As she aged, Agnes became happier and more social. She settled in a retirement community in Taos at the foot of Taos Mountain. She drove to her studio to paint every morning. The last few decades of her life were spent painting and writing, her practice becoming a metaphor for her search for tranquility.
Gustav Klimt was born July 14, 1862, in Baumgarten, Austria-Hungary. He was the second of seven children—three boys and four girls. His father was a gold engraver. All three of his sons displayed artistic talent early on.
some interesting facts about Gustav Klimt....
Despite using gold in his paintings and being a fairly successful artist, Gustav was a homebody and led a humble life. He almost always wore his signature long, flowing caftan and sandals (with no underwear apparently.)
He was rumored to have slept with every woman he painted and fathered at least 14 children, though he publicly claimed only four of them. He never married.
He painted a lot of portraits but not a single self-portrait.
“I have never painted a self-portrait. I am less interested in myself as a subject for a painting than I am in other people, above all women. … There is nothing special about me. I am a painter who paints day after day from morning to night…Whoever wants to know something about me…ought to look carefully at my pictures.”
Leonora Carrington was born April 6, 1917, in Lancashire, England.

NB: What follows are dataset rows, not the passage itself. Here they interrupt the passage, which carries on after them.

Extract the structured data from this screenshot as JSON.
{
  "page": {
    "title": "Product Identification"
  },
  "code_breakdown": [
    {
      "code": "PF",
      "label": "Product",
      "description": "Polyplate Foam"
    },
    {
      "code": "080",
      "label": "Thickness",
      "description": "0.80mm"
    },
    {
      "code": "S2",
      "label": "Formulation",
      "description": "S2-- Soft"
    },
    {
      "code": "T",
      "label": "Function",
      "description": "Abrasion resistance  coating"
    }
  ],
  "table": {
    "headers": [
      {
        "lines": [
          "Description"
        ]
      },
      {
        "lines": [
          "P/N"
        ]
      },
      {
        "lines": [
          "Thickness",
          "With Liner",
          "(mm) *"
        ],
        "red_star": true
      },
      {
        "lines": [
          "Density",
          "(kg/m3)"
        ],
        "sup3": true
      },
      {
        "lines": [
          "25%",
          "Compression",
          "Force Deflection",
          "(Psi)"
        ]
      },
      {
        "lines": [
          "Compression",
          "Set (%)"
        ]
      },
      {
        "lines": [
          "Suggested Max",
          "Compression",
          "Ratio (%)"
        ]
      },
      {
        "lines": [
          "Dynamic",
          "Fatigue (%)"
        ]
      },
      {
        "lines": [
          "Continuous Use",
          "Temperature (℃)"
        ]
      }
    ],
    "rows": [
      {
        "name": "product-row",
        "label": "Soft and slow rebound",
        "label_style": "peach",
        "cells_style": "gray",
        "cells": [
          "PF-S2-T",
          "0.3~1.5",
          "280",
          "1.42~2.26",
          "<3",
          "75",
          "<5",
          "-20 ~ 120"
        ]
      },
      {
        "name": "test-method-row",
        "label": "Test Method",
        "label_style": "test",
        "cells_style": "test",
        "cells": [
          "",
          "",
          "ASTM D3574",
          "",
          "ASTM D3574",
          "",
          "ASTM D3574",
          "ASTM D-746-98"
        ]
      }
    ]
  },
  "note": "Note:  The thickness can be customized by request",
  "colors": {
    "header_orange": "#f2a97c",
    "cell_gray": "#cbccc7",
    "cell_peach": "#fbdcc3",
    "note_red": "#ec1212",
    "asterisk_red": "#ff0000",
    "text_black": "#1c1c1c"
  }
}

Her father was a wealthy textile manufacturer and she was raised in a Roman Catholic family on a large estate called Crookhey Hall. She was expelled from two schools for her rebellious behavior until her family sent her to Florence, where she attended Mrs Penrose's Academy of Art.
some interesting bits about Leonora:
Her father didn’t want her to become an artist but her mother was encouraging and gave her a copy of Herbert Read’s book on Surrealism in 1936, which had a reproduction of a Max Ernst work on the cover.
At age 20 she met Ernst and began living with him in 1937. He was imprisoned in 1941 during World War II by the French as an “undesirable foreigner,” and later by the German Gestapo after the occupation of France, ending their love affair.
After his imprisonment, Leonora had a mental breakdown. While in an asylum she was given Cardiazol, a drug that caused convulsions similar to shock therapy. She wrote about her experiences in a memoir called Down Below, describing it as if she was taken into an underworld.
She eventually went to the Mexican embassy and moved to Mexico City in 1941, where she lived for the rest of her life. She married Cziki Weiss, a photographer, and they had two sons.
It is estimated that Leonora produced 1,500-2,000 artworks over the course of her lifetime. Her paintings, sculpture, and writings blend fantasy, feminism, religion, and magic.